Continuing the theme of bigger pots, I have been moving my experimental collection of potted viola into larger accommodation, since the specialists who supplied most of my plants say they need a deep root run. In fact, their website said a minimum of thirty centimetres, although I'm not convinced that some of their photos of container grown plants show pots that deep. I haven't run to thirty centimetres yet, but invested in a stock of plain, utilitarian but not too bad twenty-five by twenty-one centimetre pots from my local garden centre, and will see how those go. For the potting medium I am using seven parts John Innes number two cut with one part perlite, as advised by the kindly chap from Victorian Violas at Chelsea, who will be in the frame for any further additions to the collection, after the five varieties of their selection debacle with my first choice of supplier.

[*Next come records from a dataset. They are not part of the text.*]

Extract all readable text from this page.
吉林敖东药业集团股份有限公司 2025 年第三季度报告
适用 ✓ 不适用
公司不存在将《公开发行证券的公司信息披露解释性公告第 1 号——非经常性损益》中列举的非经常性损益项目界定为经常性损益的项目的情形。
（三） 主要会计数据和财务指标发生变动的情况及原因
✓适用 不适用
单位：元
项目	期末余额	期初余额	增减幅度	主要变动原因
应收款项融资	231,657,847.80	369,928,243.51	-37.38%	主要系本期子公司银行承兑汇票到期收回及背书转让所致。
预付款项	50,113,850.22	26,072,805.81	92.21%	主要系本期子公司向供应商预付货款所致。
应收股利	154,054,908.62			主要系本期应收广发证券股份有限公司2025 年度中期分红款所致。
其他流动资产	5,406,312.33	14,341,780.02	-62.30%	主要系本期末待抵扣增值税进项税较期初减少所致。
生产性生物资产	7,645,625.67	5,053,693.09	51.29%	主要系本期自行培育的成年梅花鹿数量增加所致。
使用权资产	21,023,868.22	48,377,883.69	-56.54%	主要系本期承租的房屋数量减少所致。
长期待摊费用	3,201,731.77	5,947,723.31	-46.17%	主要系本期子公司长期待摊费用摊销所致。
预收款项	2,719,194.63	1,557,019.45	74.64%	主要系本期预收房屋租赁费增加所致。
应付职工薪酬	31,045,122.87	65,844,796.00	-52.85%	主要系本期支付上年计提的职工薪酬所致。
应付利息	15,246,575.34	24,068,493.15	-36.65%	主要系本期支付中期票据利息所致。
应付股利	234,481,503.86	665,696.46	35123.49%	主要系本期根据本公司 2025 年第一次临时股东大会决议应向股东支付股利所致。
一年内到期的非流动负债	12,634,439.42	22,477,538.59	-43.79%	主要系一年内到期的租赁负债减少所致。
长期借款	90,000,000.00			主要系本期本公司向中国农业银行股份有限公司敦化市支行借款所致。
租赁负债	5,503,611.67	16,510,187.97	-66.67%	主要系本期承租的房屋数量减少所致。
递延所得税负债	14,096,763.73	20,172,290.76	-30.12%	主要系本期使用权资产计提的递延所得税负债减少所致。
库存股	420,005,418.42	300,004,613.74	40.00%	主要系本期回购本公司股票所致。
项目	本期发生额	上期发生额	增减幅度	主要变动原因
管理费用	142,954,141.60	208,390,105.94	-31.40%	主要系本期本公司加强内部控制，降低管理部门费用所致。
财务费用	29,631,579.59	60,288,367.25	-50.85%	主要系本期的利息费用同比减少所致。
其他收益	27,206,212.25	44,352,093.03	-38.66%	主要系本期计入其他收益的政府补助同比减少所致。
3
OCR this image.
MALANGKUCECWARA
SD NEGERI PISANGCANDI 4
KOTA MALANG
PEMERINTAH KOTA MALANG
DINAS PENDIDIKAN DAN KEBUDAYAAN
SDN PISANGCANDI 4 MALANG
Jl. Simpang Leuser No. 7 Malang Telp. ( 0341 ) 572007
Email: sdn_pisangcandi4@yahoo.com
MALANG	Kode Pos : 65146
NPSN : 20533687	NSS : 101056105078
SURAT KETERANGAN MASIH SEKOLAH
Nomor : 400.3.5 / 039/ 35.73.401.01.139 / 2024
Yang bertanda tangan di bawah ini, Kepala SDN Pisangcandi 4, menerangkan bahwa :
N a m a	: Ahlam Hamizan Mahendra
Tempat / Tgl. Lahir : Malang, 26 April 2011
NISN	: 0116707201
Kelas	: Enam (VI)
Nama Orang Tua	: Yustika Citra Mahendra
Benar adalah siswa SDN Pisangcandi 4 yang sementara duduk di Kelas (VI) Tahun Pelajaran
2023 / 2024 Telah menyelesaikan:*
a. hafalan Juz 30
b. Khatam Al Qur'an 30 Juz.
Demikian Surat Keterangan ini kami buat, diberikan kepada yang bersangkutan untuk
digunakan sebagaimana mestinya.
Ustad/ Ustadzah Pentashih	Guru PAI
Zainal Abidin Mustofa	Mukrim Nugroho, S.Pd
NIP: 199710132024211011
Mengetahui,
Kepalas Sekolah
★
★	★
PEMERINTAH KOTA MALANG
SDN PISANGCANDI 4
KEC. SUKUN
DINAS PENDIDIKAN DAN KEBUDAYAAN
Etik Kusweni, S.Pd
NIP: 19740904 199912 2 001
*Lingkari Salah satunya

While I was potting I noted down how each plant was doing by this stage of the summer. Of the hybrid viola varieties, and leaving Viola cornuta out of it for now, the top prize for still flowering in the second week of August goes to 'Dawn', a mid yellow, scented variety that is still blooming abundantly. I am pleased with 'Dawn', and have to admit that she was one of the substitutes. Also pretty good were 'Fiona Lawrenson', one of my selections with cream and lilac flowers and a delicate scent, and 'Julian', which for some reason keeps cropping up in the lists of alpine nurseries, which is where I bought it. The flowers of 'Julian' are a vivid purplish-blue, and it has been flowering its socks off for months.
'Ivory Queen', another substitute, is still doing pretty well, with lightly scented pale yellow flowers. I ordered 'Beshlie', which is a stronger shade of yellow as far as you can tell from pictures on the web. 'Ivory Queen' is nice, but similar to 'Dawn', which should in turn have been 'Glenholme', 'Josie' which was on my original list had a few flowers left by the time I'd finished dead heading it, in a pleasant shade of cream. Unfortunately cream on top of two kinds of pale yellow has ended up a bit samey.
'May Mott' was trailing in the floral stakes, with just one remaining flower, though that was large and handsome, two violet petals standing above three cream ones with violet edges. She should have been 'Maggie Mott' which is pale blue. There were no flowers at all on 'Mauve Haze', not even any faded ones to tidy off, since 'Mauve Haze' shot its bolt and finished flowering weeks ago. So far as I can remember it was mauve when it did flower. It should have been 'Mayfly', which is white edged with blue and strongly fragrant, according to the catalogues.
The plants until now have been growing in classic six inch plastic pots, which they had fully rooted into but not to the extent of becoming pot bound. They have stood under a house wall where they are in shade for part of the day and receive sunlight for part of the afternoon. They have been watered pretty faithfully, and deadheaded but not every few days as I perhaps should for maximum effect. I am still feeling my way with violas. I am growing them in pots because attempts to grow them in the open garden in years past have ended in failure: the garden is too big, too wild and woolly and too dry for the most part, and violas ended up being swamped, eaten or dying of drought. The container displays at Chelsea every year are so pretty I thought I'd try again in pots, and the space behind the house on the way to the conservatory seemed a good place to put them, where the plants would get some sun without being baked and could be incorporated in the normal watering routine.
The remaining pots contain Viola cornuta, but that's a story for another day.